5. Upon information and belief, Defendant Tough Mudder Incorporated is a corporation organized under the laws of the State of Delaware, with its principal place of business located within this District at 15 Metrotech Center, 7th Floor, in Brooklyn, New York. TMI is registered with the New York State Department of State to do business within New York.
6. Defendant Active Network, LLC, is a limited liability company organized under the laws of the State of Delaware, with its principal place of business located at 717 N Harwood Street, Suite 2500, in Dallas, Texas. Active is registered with the New York State Department of State to do business within New York.
Key Points of Interest
(see additional details in the complete complaint)
After Livingstone Exits Day-To-Day Operations, Tough Mudder Falters
After Livingstone ceased his involvement in TMI’s operations (editor's note: 2013), TMI suffered a continuous and precipitous financial decline. For example, in 2012 – the last full year of Livingstone’s involvement in TMI’s operations and management – TMI posted a yearly profit of approximately $10 million. In 2013 – the year of Livingstone’s departure – TMI’s yearly profit fell to $4 million. Since 2013, TMI has posted a yearly loss in every calendar year except for 2015, when it posted a small profit.

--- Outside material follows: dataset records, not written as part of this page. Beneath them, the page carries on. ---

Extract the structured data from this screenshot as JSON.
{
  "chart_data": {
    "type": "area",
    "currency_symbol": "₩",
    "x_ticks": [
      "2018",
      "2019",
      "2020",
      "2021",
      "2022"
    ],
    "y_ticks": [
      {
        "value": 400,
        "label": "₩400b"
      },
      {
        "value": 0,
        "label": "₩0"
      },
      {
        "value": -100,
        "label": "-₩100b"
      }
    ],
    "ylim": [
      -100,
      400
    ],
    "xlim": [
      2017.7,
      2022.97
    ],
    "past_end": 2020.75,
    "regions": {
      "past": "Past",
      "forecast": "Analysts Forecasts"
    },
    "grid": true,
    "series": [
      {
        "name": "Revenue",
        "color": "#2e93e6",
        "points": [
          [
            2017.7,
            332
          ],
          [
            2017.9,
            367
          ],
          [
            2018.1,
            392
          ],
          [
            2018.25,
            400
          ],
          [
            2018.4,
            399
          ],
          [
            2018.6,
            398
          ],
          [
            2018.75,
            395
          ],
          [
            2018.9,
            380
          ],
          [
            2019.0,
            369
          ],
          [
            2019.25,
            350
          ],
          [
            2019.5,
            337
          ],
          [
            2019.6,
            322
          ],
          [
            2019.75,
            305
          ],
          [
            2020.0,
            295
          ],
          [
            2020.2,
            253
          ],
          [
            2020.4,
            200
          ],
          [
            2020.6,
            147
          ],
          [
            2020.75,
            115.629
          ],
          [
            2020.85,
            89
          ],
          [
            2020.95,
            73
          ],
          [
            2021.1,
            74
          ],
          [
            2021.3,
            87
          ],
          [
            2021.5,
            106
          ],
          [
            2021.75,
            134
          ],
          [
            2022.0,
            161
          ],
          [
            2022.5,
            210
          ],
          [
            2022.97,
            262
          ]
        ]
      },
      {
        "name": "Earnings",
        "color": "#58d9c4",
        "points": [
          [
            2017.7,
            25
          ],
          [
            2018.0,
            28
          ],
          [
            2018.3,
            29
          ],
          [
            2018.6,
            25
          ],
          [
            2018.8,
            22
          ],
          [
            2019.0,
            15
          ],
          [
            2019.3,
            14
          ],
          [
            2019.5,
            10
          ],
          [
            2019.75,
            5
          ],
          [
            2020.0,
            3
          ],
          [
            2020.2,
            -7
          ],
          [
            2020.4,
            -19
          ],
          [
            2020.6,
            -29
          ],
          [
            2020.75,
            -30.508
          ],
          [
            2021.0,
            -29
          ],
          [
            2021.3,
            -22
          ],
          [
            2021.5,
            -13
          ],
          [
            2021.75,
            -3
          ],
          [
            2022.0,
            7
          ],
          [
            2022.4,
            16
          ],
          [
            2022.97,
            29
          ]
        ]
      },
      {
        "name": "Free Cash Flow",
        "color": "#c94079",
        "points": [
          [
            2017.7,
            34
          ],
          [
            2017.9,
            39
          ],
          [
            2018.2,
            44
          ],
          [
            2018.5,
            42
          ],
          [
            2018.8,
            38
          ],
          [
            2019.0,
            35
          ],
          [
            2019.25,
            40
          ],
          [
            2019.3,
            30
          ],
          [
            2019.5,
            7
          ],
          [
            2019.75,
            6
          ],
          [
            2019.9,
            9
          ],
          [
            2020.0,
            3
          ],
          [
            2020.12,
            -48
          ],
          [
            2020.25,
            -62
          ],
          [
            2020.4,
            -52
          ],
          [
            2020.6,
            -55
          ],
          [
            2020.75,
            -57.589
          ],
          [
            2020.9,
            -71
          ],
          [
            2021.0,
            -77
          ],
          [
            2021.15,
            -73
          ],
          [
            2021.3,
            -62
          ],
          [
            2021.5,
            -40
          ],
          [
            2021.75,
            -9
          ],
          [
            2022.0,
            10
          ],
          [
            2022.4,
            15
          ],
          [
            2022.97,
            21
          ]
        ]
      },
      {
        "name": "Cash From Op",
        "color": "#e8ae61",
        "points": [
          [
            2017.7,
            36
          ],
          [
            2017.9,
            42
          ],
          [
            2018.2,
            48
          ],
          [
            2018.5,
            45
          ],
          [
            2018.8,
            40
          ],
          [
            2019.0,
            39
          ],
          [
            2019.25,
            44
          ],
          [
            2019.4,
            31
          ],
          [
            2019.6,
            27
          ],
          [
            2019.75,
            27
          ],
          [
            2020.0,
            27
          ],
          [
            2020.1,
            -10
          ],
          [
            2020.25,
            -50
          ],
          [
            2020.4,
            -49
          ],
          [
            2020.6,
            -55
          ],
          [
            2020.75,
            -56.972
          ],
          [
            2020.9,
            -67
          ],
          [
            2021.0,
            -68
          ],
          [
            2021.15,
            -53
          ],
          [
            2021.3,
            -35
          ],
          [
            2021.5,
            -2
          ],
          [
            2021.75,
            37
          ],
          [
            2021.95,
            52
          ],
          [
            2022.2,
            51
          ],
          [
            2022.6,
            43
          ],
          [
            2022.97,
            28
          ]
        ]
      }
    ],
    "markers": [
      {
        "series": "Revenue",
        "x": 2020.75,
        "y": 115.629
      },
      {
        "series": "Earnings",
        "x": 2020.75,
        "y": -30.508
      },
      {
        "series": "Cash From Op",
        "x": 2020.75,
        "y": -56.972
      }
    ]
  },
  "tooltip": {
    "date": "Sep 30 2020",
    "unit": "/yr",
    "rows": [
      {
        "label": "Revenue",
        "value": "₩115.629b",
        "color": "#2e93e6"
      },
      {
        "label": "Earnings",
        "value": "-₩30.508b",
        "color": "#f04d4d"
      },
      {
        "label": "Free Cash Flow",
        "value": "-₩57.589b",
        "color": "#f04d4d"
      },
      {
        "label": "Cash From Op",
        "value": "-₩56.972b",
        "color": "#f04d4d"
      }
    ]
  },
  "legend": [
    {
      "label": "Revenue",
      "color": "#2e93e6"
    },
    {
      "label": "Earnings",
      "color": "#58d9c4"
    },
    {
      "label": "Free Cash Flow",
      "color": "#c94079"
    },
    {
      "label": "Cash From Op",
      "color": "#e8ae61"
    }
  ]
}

Active Network Extends Nearly $18 Million in Credit to Tough Mudder
TMI and Active 18. In 2017, Active extended credit to TMI by advancing approximately $10 million in cash to TMI, pursuant to an “Active Exchange” agreement, a ticket pre-purchase agreement extended, upon information and belief, to some of Active’s largest customers. Under that agreement, Active “pre-purchased” tickets for future TMI events. TMI was obligated to repay approximately $12 million to Active. In early 2018, and despite the fact that TMI had not paid back the existing credit, Active extended an additional $3 million in credit to TMI through the “pre-purchase” of tickets for TMI events. 20. Active made additional extensions of credit throughout 2018 such that, towards the end of that year, it had extended a total of approximately $18 million in credit to TMI through the ticket “pre-purchase” program
Tough Mudder Inc. misses payments to Livingstone in 2017, 2018, & 2019
…TMI was obligated to pay to Livingstone all accrued Extension Payments and obligated to commence paying all Extension Payments on the agreed-to schedule.
38. Despite these obligations, TMI has failed to make Extension Payments to Livingstone, in an amount not less than $314,084.
39. Additionally, the terms of the Redemption Agreement require TMI to pay for, or reimburse Livingstone for, the cost of Livingstone’s operation of a cellular telephone in the United States. Beginning in December, 2018, TMI ceased paying for, or reimbursing, this expense.
40. Finally, the terms of the Redemption Agreement require TMI to make a $12,000 annual payment to Livingstone, due on January 15 of each year. TMI failed to make this payment in 2019.
41. On or about August 15, 2018, Livingstone and TMI entered into a Promissory Note (the “Note”), with TMI as the obligor and Livingstone as the Payee. The Note is for the principal amount of $3,000,000.